During inference, MCTS:

  1. Expands legal moves from a leaf
  2. Calls the network for priors + value
  3. Applies PUCT to balance exploration/exploitation
  4. Backs up values through the tree
  5. Picks a move by visit count at the root

Training Loop

The training utility (training_utils.py) runs generation-based self-play:

  1. Play num_games_per_gen games with current model + MCTS
  2. Append examples to a bounded replay buffer
  3. Sample batches from buffer
  4. Train policy loss (cross-entropy over target policy)
  5. Train value loss (MSE to game outcome target)
  6. Save checkpoint (az_gen_<n>_epoch_<m>.pt)
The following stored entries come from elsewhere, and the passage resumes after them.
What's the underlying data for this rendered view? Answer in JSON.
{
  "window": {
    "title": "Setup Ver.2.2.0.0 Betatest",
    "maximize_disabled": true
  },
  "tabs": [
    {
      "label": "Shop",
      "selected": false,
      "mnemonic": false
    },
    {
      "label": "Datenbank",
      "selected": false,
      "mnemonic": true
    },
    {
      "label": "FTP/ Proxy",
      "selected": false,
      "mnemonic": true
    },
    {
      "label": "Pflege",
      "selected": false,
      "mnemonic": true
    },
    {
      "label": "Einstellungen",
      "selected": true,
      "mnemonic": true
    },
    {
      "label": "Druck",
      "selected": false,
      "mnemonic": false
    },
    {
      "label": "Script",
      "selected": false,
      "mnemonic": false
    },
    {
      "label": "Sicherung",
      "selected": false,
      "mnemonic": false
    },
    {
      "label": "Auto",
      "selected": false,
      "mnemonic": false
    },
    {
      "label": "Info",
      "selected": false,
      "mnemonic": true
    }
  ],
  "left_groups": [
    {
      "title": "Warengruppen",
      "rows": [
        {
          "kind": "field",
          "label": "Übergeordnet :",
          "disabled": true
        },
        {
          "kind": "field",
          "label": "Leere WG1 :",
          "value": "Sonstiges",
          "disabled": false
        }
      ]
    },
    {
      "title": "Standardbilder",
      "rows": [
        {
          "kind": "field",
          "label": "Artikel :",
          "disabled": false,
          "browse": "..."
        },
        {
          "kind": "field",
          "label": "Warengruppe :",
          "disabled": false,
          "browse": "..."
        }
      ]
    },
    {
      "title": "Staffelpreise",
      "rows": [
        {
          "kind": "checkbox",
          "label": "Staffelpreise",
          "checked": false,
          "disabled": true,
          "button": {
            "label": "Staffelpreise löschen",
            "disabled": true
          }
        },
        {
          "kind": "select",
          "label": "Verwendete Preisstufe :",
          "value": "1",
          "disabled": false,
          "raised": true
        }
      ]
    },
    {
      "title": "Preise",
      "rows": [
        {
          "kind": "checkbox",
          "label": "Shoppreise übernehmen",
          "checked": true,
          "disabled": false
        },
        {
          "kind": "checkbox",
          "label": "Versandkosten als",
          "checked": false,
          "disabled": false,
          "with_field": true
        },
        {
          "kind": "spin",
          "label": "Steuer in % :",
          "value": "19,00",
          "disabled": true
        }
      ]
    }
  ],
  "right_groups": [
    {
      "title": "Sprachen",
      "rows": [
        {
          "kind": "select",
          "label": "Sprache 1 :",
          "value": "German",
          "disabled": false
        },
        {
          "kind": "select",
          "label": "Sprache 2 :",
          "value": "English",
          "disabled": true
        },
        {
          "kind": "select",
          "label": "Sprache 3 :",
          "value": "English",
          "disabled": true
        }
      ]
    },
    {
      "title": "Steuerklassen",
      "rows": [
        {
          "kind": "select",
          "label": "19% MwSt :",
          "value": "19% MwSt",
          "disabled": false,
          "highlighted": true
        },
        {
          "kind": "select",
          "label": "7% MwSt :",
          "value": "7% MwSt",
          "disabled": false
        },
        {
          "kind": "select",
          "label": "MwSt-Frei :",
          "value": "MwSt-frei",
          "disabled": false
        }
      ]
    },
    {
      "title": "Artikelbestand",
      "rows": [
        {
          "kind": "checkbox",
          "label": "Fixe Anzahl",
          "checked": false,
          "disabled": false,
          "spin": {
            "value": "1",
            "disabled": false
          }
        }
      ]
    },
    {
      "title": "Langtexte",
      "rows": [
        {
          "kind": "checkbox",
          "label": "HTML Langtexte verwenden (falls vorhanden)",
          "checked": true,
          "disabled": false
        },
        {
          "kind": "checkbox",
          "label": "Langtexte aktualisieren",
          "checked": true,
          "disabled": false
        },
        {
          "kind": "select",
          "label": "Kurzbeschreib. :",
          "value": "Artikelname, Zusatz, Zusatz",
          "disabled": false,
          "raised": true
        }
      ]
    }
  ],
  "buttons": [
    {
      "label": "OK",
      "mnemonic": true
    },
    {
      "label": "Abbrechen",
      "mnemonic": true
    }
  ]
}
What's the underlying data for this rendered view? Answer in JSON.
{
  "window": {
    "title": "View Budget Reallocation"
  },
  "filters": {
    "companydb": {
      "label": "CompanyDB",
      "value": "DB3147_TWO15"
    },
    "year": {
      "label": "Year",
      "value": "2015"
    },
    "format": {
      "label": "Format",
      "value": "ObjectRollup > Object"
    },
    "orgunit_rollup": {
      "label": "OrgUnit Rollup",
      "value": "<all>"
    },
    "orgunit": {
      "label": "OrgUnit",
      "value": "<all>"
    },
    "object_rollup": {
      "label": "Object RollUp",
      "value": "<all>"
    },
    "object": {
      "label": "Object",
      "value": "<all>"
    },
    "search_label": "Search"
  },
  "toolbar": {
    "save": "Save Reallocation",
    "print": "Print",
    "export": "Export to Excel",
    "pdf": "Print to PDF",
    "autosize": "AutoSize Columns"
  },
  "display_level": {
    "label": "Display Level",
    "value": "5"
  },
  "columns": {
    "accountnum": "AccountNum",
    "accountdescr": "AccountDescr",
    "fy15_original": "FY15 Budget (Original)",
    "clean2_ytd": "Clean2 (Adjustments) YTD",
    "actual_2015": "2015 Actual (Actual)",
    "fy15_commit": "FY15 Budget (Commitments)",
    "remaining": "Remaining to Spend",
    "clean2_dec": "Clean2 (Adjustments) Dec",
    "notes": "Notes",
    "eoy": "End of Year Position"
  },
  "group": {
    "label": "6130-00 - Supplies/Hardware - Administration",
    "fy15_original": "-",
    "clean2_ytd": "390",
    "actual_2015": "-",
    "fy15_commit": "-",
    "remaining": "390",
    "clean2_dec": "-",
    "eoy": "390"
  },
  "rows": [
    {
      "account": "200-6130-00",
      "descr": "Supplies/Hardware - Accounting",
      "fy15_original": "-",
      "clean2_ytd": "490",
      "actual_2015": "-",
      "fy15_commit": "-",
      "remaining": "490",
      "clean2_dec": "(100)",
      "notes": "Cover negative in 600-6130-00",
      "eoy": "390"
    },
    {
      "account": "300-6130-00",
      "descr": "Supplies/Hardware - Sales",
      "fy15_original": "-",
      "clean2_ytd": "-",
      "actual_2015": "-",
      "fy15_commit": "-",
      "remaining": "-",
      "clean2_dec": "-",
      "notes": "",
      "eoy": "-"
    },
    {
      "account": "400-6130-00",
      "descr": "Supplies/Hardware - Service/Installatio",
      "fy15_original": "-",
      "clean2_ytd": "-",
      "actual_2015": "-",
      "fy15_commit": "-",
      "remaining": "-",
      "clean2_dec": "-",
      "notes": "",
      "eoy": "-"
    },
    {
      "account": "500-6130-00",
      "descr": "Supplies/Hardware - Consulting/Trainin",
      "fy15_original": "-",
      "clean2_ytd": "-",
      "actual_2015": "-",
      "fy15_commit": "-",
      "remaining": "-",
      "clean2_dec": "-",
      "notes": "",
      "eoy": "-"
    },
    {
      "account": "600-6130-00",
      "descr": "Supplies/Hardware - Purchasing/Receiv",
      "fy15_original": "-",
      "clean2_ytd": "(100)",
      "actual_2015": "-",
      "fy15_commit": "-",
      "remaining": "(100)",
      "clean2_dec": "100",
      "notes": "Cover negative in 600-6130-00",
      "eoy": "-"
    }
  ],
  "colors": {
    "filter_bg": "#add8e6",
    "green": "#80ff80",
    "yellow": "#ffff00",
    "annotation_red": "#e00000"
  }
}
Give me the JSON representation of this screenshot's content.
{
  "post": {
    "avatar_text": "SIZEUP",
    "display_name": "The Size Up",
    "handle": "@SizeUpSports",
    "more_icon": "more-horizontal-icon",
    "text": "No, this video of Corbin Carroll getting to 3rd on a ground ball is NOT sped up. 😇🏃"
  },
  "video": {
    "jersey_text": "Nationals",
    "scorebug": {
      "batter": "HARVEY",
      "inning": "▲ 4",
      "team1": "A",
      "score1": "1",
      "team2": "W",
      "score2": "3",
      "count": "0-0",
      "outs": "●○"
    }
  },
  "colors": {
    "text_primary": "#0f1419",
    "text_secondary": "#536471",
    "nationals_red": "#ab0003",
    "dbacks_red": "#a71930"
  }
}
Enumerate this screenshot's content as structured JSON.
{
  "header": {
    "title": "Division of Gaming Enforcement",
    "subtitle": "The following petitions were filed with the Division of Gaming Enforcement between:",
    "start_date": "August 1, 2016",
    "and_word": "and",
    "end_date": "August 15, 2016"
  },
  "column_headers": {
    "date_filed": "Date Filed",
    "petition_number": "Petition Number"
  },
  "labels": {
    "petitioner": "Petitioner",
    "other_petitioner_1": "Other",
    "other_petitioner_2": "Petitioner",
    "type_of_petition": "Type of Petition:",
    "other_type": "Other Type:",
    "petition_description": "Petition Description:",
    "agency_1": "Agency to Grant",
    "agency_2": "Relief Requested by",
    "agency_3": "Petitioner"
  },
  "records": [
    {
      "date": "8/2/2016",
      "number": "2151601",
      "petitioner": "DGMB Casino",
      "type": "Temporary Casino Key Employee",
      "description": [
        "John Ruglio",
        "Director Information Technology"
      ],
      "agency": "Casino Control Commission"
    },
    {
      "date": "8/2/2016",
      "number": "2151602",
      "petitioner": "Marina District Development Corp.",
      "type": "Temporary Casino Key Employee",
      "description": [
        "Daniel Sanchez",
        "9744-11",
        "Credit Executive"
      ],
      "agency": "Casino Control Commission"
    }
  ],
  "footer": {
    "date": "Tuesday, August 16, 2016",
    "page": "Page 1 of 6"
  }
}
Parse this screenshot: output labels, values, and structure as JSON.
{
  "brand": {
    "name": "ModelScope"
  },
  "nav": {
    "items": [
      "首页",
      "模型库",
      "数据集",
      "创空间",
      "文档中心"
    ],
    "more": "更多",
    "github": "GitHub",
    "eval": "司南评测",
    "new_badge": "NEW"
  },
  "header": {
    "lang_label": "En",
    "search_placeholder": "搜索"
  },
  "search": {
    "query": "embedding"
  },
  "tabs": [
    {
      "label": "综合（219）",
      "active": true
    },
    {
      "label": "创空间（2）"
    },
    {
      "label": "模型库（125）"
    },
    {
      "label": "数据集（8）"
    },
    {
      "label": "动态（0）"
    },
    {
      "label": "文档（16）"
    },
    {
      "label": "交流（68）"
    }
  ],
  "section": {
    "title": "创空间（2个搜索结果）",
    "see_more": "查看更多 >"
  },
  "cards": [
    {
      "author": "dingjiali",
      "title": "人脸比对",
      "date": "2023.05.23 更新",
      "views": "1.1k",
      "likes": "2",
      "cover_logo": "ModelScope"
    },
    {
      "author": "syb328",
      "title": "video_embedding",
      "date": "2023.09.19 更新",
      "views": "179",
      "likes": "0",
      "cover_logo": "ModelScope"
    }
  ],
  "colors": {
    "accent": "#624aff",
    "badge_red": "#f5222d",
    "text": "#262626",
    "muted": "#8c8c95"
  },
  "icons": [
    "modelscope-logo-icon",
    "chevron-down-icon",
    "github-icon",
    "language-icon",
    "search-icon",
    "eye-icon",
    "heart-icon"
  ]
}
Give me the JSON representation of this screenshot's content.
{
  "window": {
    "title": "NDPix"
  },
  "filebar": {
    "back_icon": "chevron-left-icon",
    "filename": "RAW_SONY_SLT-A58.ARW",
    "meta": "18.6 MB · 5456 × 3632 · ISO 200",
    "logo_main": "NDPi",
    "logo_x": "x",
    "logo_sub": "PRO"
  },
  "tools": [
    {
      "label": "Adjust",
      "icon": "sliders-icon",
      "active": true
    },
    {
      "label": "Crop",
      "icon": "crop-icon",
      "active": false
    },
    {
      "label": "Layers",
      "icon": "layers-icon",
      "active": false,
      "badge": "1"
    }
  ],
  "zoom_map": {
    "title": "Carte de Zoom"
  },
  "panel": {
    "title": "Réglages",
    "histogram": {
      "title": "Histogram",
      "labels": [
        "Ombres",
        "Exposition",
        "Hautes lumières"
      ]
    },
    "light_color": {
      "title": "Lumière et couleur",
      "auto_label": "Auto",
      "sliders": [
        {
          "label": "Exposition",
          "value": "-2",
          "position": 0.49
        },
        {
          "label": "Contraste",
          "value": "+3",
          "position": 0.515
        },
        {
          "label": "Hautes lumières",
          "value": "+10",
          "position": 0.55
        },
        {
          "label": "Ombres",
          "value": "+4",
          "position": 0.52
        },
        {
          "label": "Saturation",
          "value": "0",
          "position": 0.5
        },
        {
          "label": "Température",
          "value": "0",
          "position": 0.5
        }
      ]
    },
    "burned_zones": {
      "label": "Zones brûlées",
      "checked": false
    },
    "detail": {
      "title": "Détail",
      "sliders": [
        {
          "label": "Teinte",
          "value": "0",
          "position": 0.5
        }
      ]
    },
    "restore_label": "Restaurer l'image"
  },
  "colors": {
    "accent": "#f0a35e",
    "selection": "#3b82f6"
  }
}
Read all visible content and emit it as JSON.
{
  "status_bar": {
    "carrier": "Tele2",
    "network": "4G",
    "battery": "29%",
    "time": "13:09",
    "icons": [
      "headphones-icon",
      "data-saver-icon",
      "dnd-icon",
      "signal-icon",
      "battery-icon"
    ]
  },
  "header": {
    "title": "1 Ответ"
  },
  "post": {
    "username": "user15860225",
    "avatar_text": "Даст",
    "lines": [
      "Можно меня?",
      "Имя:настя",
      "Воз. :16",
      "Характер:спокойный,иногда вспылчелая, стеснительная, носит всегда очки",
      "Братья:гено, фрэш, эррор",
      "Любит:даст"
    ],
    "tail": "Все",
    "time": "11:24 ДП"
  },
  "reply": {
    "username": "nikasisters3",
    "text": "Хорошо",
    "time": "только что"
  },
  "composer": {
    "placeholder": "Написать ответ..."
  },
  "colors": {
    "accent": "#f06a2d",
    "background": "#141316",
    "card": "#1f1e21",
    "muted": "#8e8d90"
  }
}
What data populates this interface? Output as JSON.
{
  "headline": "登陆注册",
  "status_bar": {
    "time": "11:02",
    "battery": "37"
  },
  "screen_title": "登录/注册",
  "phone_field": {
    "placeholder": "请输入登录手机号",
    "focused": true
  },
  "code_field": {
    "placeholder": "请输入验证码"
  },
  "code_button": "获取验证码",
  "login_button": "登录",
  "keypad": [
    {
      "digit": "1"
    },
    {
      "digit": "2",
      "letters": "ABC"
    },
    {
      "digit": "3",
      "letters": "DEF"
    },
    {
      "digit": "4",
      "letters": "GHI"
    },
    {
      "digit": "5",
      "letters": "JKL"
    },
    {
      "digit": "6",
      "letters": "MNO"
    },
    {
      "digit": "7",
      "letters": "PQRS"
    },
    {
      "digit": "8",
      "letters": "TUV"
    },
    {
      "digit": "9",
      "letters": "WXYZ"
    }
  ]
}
Checkpoints are grouped into run folders like checkpoints/ttt_run_1/.

Engine Integration (UCI)

I added a UCI loop in uci_engine.py, so the model can be used with tools like Cute Chess:

  • Supports uci, isready, ucinewgame, position, go, quit
  • Loads checkpoints onto CPU or CUDA
  • Runs fixed-step MCTS per move
  • Returns bestmove in UCI format

This made the project feel like a real engine instead of only a notebook experiment.

Evaluation

evaluate.py includes an arena that pits:

  • Challenger: MCTS + model
  • Baseline: random move player

It alternates sides and reports wins/draws/losses.
Right now this script is configured for tic-tac-toe by default with a hardcoded checkpoint path, which is useful for fast iteration.

Current Status

What is working now:

  • End-to-end self-play training pipeline
  • MCTS integrated with model priors/values
  • Two game backends (chess + tic-tac-toe)
  • UCI engine wrapper
  • Unit tests across major modules

What I want to improve next:

  • Better configuration surface (CLI over hardcoded paths/modes)
  • Stronger evaluation opponents and metrics
  • Cleaner APIs around root-node construction and policy naming
  • More training/eval automation

How to Run It

Install:

poetry install

Train (current script):

python train_ttt.py

Evaluate:

python evaluate.py

Run as UCI engine:

python uci_engine.py --checkpoint <path_to_checkpoint> --mcts-steps 100

Final Thoughts

ZayBot is my practical sandbox for understanding how learned evaluation and tree search work together.
It is not trying to beat top engines yet. The goal is to build a solid, extensible foundation, then raise playing strength step by step with better data, stronger training, and tighter evaluation.